“Amigo, sou o pastor Arnaldo Barros”, o líder da acreana Igreja Geração Eleita se apresenta antes de anunciar uma missão para a câmera do celular. “Vamos desligar um jovem de uma certa facção, que ele tá baleado.”
Chegam a uma casa. Agora é a vez de resgatar um homem que “tá de pulseira”, diz Barros, em referência à tornozeleira eletrônica, que ganha destaque na gravação.
O convertido diz que vai cuidar da saúde e do filho. Endereça um recado aos antigos companheiros do crime: “Agradecendo a compreensão de todos vocês que entendem meu lado”.
“Agora ele vai estar congregando na igreja”, emenda Barros. E assim conclui o que, nas suas contas, já somam mais de 5.000 “desligamentos” que conduziu. É como ele define homens e mulheres que, sob sua batuta pastoral, abandonaram facções pela via da conversão evangélica.
Arnaldo Barros, 56, lidera o projeto Paz no Acre, que envolve usar a igreja para justificar, perante os chefões do tráfico, o afastamento dessa rotina infratora. “Quando chego para o cara e tiro ele do crime, ele me passa o número dos superiores dele, e eu mando o vídeo.”
Muitas organizações criminosas têm estatutos próprios que permitem a defecção de integrantes que passam a levar uma vida religiosa. Em geral evangélica.
Ele conversa com a Folha de S.Paulo por telefone, enquanto faz musculação na academia. “Um, dois, três”, conta o número da série de exercícios para, na sequência, discorrer sobre os milhares de desligamentos que diz ter promovido em seu estado. O Acre tem intensa atividade criminal por conta da fronteira com países vizinhos, ponto de escoamento para drogas.

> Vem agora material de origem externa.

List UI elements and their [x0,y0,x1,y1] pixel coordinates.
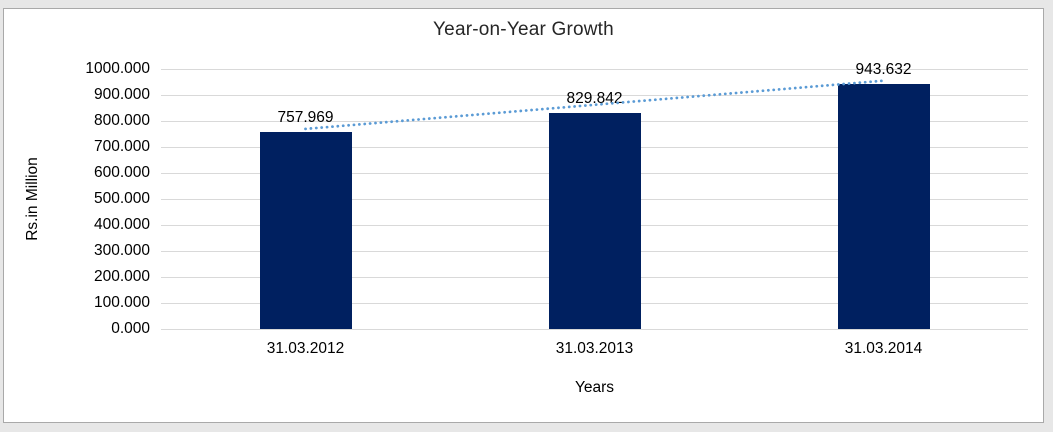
x-axis-tick-label: 31.03.2013 [555,340,634,357]
y-axis-tick-label: 1000.000 [85,60,150,77]
x-axis-tick-label: 31.03.2014 [844,340,923,357]
bar-31.03.2014 [837,83,930,329]
bar-value-label: 943.632 [855,60,912,78]
y-axis-tick-label: 0.000 [111,320,150,337]
x-axis-tick-label: 31.03.2012 [266,340,345,357]
bar-value-label: 829.842 [566,90,623,108]
bar-value-label: 757.969 [277,108,334,126]
y-axis-tick-label: 200.000 [93,268,150,285]
chart-title: Year-on-Year Growth [433,19,614,40]
chart-panel: Year-on-Year Growth Rs.in Million 1000.0… [3,8,1044,423]
y-axis-tick-label: 300.000 [93,242,150,259]
y-axis-tick-label: 100.000 [93,294,150,311]
x-axis-title: Years [574,379,615,396]
y-axis-tick-label: 800.000 [93,112,150,129]
y-axis-tick-label: 900.000 [93,86,150,103]
y-axis-tick-label: 600.000 [93,164,150,181]
y-axis-tick-label: 700.000 [93,138,150,155]
plot-area: 757.969 829.842 943.632 [161,61,1028,330]
y-axis-tick-label: 500.000 [93,190,150,207]
bar-31.03.2012 [259,131,352,329]
bar-31.03.2013 [548,113,641,329]
gridline [161,329,1028,330]
y-axis-tick-label: 400.000 [93,216,150,233]
gridline [161,69,1028,70]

Alguns dos vídeos captados por Barros vão parar nas redes sociais. Ex-vereador em Rio Branco pelo Podemos, com mandato de 2021 a 2024 e sem conseguir se reeleger, Barros tem cerca de 4.400 seguidores no Instagram, seu principal perfil digital.
Ele diz que a publicação dos depoimentos de ex-criminosos gera um impacto nem sempre positivo. Mas sempre pede permissão para divulgar as gravações. Tem quem não tope, e tudo bem, afirma. Dos que aceitam, “alguns perderam empregos, outros a família nem sabia que o cara era do crime, foi um choque.”
Nos últimos cinco anos, diz, construiu uma família e conquistou uma habilitação de moto. “Deus tem derramado bênção transbordante sobre a minha vida.
Autor de “A Fé e o Fuzil – Crime e Religião no Brasil do Século XXI” e pesquisador do Núcleo de Estudos da Violência da USP, Bruno Paes Manso diz que a entrada na igreja “é a única porta de saída” do tráfico, até porque muitos dos que conseguem envelhecer na carreira criminal acabam entendendo que tomaram uma decisão equivocada ingressando nela. “Você abandona seus laços afetivos mais importantes com esposa, filho, irmãos, mãe, e para viver na correria uma trajetória sofrida e vazia.”
Por isso, costumam respeitar quem os troca pela caminhada cristã, muito presente nas periferias.
Manso vê como natural a divulgação de histórias de convertidos. “Inclusive teve uma época, na Liberdade [região central de São Paulo], que você tinha uma loja de CDs com testemunhos de conversão. Eram vendidos por gravadoras pequenas, passados em rádios e nas próprias igrejas. Com a rede social isso ganha uma outra dimensão.”
Não que essa rota de fuga do tráfico funcione sempre. Para Christina Vital, que coordena o Laboratório de Estudos Socio-Antropológicos em Política, Arte e Religião na UFF (Universidade Federal Fluminense), há certa desconfiança, entre pares da ilegalidade, sobre a onda de convertidos.
“Se duas décadas atrás isso marcava uma divisão muito forte entre universos morais, o que a gente vê acontecendo agora é uma dúvida sobre se ocorrerá uma mudança radical na pessoa”, diz Vital, autora de “Oração de Traficante – Uma Etnografia”.
“Antes a conversão era chamada um novo nascimento.” Mas a expansão da cultura pentecostal no Brasil envolve a rotinização dessa religião”, daí um pé atrás se o sujeito de fato “nasceu de novo”, para usar uma linguagem tipicamente evangélica, ou se é fachada, e ele continua representando um risco para rivais. Um futuro deixado na mão de Deus.